I gave money to the miners in the 80s because I couldn't bear to see them suffer; but in my heart I also knew they were fighting a losing battle. When other people can produce what you do more cheaply, it's wrong for taxpayers in other industries, without job security themselves, to have to pay so that you can stay in work. It's also wrong for workers in other industries to see the competitiveness of their products undermined by artificially high energy costs.

The dispute was, as I say, a tragedy because it forced essentially good people, facing ruin, into conflict with a government which was essentially right.

None of these nuances could be detected in Pride. The film lined up on the one side The Evil Thatcher, represented by the jeering police, impersonal, inhuman and existing only as an object of hate (two of the most sympathetic characters decided whether Fuck Thatcher or Screw Thatcher is the most appropriate epithet for a placard), and on the other a stellar cast of some of Britain's finest actors (Bill Nighy and Imelda Staunton particularly good) portraying the honest, humorous and human miners and their gay supporters. The film assumed that the justification of the strike and the rightness of the miners' cause was a given. It even, for God's sake, played Billy Bragg's There is a Power in a Union over the end credits.  Not one second of screen time was given to the possibility there might have been another side to the argument.

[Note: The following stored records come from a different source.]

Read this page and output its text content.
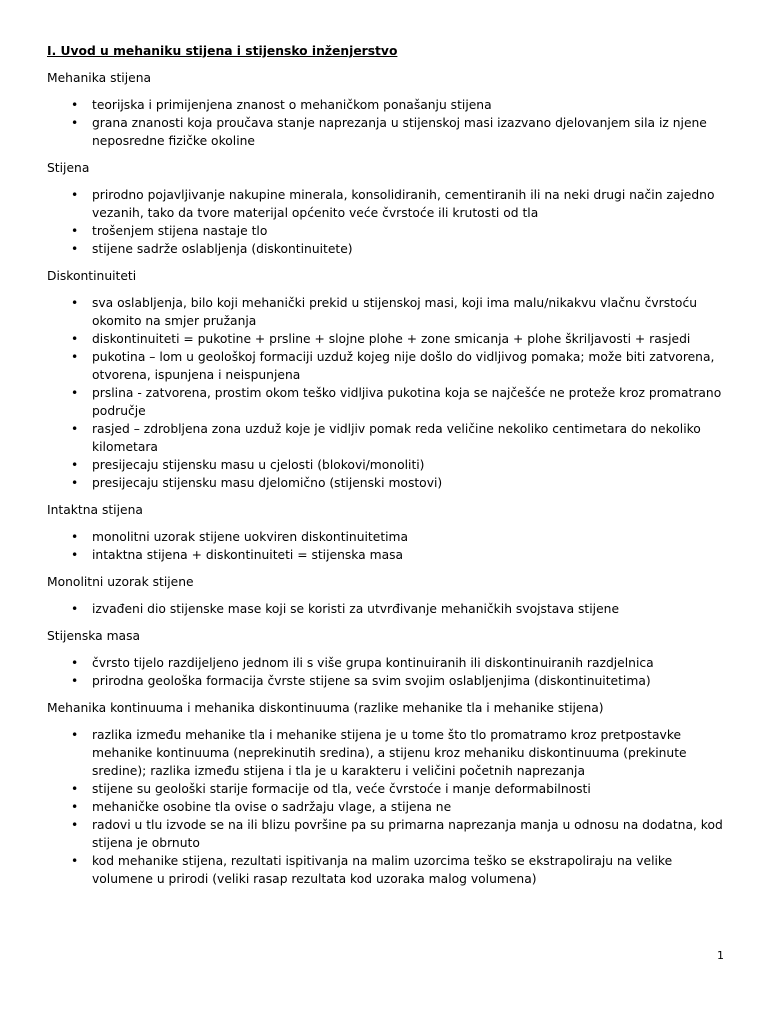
I. Uvod u mehaniku stijena i stijensko inženjerstvo

Mehanika stijena

• teorijska i primijenjena znanost o mehaničkom ponašanju stijena
• grana znanosti koja proučava stanje naprezanja u stijenskoj masi izazvano djelovanjem sila iz njene neposredne fizičke okoline

Stijena

• prirodno pojavljivanje nakupine minerala, konsolidiranih, cementiranih ili na neki drugi način zajedno vezanih, tako da tvore materijal općenito veće čvrstoće ili krutosti od tla
• trošenjem stijena nastaje tlo
• stijene sadrže oslabljenja (diskontinuitete)

Diskontinuiteti

• sva oslabljenja, bilo koji mehanički prekid u stijenskoj masi, koji ima malu/nikakvu vlačnu čvrstoću okomito na smjer pružanja
• diskontinuiteti = pukotine + prsline + slojne plohe + zone smicanja + plohe škriljavosti + rasjedi
• pukotina – lom u geološkoj formaciji uzduž kojeg nije došlo do vidljivog pomaka; može biti zatvorena, otvorena, ispunjena i neispunjena
• prslina - zatvorena, prostim okom teško vidljiva pukotina koja se najčešće ne proteže kroz promatrano područje
• rasjed – zdrobljena zona uzduž koje je vidljiv pomak reda veličine nekoliko centimetara do nekoliko kilometara
• presijecaju stijensku masu u cjelosti (blokovi/monoliti)
• presijecaju stijensku masu djelomično (stijenski mostovi)

Intaktna stijena

• monolitni uzorak stijene uokviren diskontinuitetima
• intaktna stijena + diskontinuiteti = stijenska masa

Monolitni uzorak stijene

• izvađeni dio stijenske mase koji se koristi za utvrđivanje mehaničkih svojstava stijene

Stijenska masa

• čvrsto tijelo razdijeljeno jednom ili s više grupa kontinuiranih ili diskontinuiranih razdjelnica
• prirodna geološka formacija čvrste stijene sa svim svojim oslabljenjima (diskontinuitetima)

Mehanika kontinuuma i mehanika diskontinuuma (razlike mehanike tla i mehanike stijena)

• razlika između mehanike tla i mehanike stijena je u tome što tlo promatramo kroz pretpostavke mehanike kontinuuma (neprekinutih sredina), a stijenu kroz mehaniku diskontinuuma (prekinute sredine); razlika između stijena i tla je u karakteru i veličini početnih naprezanja
• stijene su geološki starije formacije od tla, veće čvrstoće i manje deformabilnosti
• mehaničke osobine tla ovise o sadržaju vlage, a stijena ne
• radovi u tlu izvode se na ili blizu površine pa su primarna naprezanja manja u odnosu na dodatna, kod stijena je obrnuto
• kod mehanike stijena, rezultati ispitivanja na malim uzorcima teško se ekstrapoliraju na velike volumene u prirodi (veliki rasap rezultata kod uzoraka malog volumena)
1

Pride was a co-production by BBC Films. It was nakedly political. Incidentally it also demonstrated a view of gay people which was thoroughly positive, and of the main protagonist's suburban homophobe family as starchy, uptight and repressed. As it happens I'm not a homophobe - for one thing people can't choose their sexuality; for another I don't think it's a binary thing - but there was no mistaking Pride's political partisanship.

A rare example perhaps of history being written by the losers.  Re-written, actually.

I don't mind the BBC making political films. It's very hard to produce art without political resonance anyway. But you have to ask yourself, Would BBC Films have put its money behind a film which took the other view? Would it have backed a film showing Arthur Scargill as an evil communist intent on bringing down the democratically elected Thatcher government? Or about Jack Jones taking money from the KGB? Would it have put money behind a story about dutiful women of South Wales Chapel righteously upset about the promiscuous Aids-bearing homosexuals from the capital? Even to ask the question is to realise how laughably unlikely that would be.

I've enjoyed the BBC's W1A much more. Hugh Bonneville does his bemused apparatchik turn to a tee; the rest of the cast are pretentious, ambitious, fatuous, ruthless and stupid by turns. Why is it funny? Because there's an element of truth in it.

On the one hand of course we should applaud the BBC for its willingness to lampoon itself in this way. On the other, the Corporation risks nothing by revealing its staff as some of them actually are because it knows that we've got to pay the licence fee anyway.

Two fingers to us - if things really are like this at Broadcasting House, or if we don't like the politics of BBC Films, there's nothing we can do about it.